İslam Dini ve İşçilerin Hakları
İslam dini, işçilerin haklarına büyük önem verir ve işverenlere işçilere adil davranmaları konusunda net öğütler verir. Hz. Muhammed (s.a.v.), “İşçiye ücretini, teri kurumadan veriniz” diyerek, işçilere hak ettikleri ücretin zamanında ödenmesini vurgulamıştır. Ayrıca, işçilerin çalışma koşullarının insani ve adil olması gerektiği, onları zor durumda bırakacak iş yükü altında çalıştırılmamaları gerektiği de belirtilmiştir. Bu öğütler, modern iş dünyasında da geçerliliğini korumakta ve işçilerin haklarının korunması gerektiğini hatırlatmaktadır.

Çözüm Önerileri
Bu insani krizlerin çözümü için, hem Türkiye’de hem de Avrupa’da tarım işçilerine yönelik politikaların gözden geçirilmesi gerekmektedir. Oxfam’ın önerileri arasında göçmen işçilerin sendikalar aracılığıyla daha iyi temsil edilmesi, yaşam koşullarının iyileştirilmesi, uygun eğitim ve ekipman sağlanması, oturma izinlerine erişim sağlanması ve AB tarım politikalarında daha güçlü sosyal şartlar getirilmesi bulunmaktadır.

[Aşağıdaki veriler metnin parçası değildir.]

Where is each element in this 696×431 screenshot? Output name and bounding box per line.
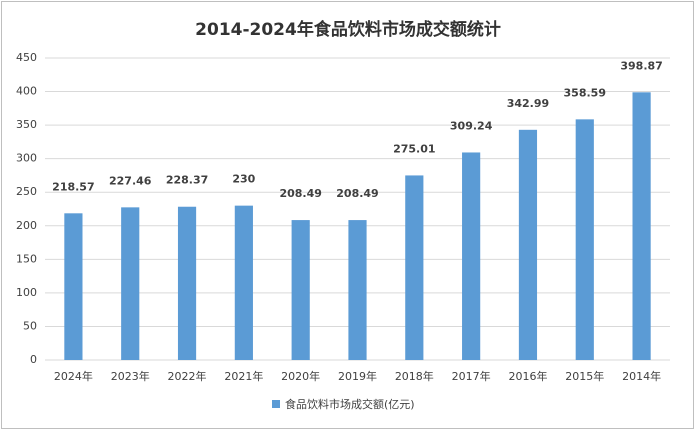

Türkiye’de de benzer şekilde, mevsimlik tarım işçilerinin sosyal haklarının artırılması ve çalışma koşullarının iyileştirilmesi için kapsamlı bir politika geliştirilmelidir. Bu bağlamda, Kalkınma Atölyesi gibi kuruluşların çalışmaları desteklenmeli ve devlet politikaları bu doğrultuda şekillendirilmelidir.

Tarımda işçi sorununun çözülmesi, sadece ekonomik açıdan değil, insani açıdan da büyük önem taşımaktadır. Hem Türkiye’de hem de Avrupa’da, tarım işçilerinin yaşam standartlarını yükseltmek ve insanlık dışı çalışma koşullarını ortadan kaldırmak için tüm paydaşların bir araya gelerek, kalıcı ve etkili çözümler üretmesi gerekmektedir.